La France défigurée

Un monument se répare, une vie humaine ne se remplace pas.

La France défigurée

Bien sûr, nous déplorons du fond du cœur l’incendie terrible qui vient de défigurer Notre-Dame de Paris, de défigurer Paris, de défigurer la France, d’abîmer l’un des plus vénérables joyaux de notre pays et du monde. Oui, nos artisans auront le savoir et les compétences de reconstruire de leurs mains ce que le feu a détruit et de rendre à la cathédrale sa splendeur et son rayonnement. Oui, les sommes colossales nécessaires à la reconstruction et aux réparations seront réunies dans un geste de solidarité exceptionnel à la mesure de ce gigantesque cauchemar. D’ailleurs, déjà le grand capital, si prompt à se défausser de ses simples devoirs citoyens grâce à l’optimisation fiscale, vient dans un geste théâtralement magnanime offrir ses millions à la souscription nationale comme les nobles d’antan se refaisaient une virginité d’âme et pensaient gagner le paradis en finançant les bâtisseurs d’églises. Et la cathédrale renaîtra, magnifique dans le ciel de Paris. La voir défigurée ne sera plus qu’un mauvais souvenir.

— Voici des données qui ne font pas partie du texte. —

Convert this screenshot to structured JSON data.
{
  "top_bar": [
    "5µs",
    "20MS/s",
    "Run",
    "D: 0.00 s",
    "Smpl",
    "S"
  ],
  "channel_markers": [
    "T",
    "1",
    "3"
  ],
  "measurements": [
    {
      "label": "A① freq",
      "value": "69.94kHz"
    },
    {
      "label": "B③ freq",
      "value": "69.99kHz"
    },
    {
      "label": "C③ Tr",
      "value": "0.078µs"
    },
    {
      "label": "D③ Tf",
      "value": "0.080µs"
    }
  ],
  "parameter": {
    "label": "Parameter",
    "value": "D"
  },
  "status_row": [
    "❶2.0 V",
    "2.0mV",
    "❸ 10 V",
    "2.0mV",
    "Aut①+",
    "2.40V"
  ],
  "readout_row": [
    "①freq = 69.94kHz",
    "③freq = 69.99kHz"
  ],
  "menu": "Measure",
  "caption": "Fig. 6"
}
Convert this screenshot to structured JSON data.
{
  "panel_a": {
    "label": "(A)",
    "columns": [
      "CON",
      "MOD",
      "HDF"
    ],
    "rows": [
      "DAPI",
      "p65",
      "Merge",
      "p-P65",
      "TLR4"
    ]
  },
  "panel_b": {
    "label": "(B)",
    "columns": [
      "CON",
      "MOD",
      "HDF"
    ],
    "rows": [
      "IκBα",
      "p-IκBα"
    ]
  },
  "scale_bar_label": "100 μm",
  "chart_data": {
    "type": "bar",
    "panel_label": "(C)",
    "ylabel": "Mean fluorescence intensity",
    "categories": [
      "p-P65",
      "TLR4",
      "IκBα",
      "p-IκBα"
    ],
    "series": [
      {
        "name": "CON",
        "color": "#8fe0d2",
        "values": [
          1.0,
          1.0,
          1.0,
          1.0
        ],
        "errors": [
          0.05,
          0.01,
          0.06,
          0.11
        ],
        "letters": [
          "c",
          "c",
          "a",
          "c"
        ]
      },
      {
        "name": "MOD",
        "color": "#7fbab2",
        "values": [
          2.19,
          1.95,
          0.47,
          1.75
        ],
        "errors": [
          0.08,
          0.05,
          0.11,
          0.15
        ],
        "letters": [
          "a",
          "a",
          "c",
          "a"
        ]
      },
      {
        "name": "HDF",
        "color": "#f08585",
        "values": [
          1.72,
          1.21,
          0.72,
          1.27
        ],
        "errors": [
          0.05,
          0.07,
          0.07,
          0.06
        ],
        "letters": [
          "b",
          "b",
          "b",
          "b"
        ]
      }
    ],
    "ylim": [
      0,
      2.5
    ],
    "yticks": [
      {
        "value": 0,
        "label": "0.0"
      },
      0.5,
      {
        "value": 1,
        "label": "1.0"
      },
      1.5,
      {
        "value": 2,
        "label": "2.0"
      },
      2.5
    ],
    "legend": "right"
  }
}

Mais Notre-Dame de Paris n’est pas seulement le symbole de Paris et de la France. Elle fut bâtie au service d’un dieu qui prêcha l’humilité et la pauvreté, un Dieu qui fustigea le veau d’or si révéré, entre autres, par un président qui voudrait que la jeunesse de notre pays rêve de devenir milliardaire, en totale contradiction avec l’enseignement chrétien qui a fondé notre société, ce que même la mécréante que je suis n’hésite pas à reconnaître. L’incendie qui a défiguré hier soir la cathédrale de Paris ne manquera pas d’être interprété par d’aucuns comme un signe de la colère de Dieu contre un tel état d’esprit, celui qui régit désormais notre société et érige l’appât du gain en valeur absolue, plaçant le profit avant l’homme.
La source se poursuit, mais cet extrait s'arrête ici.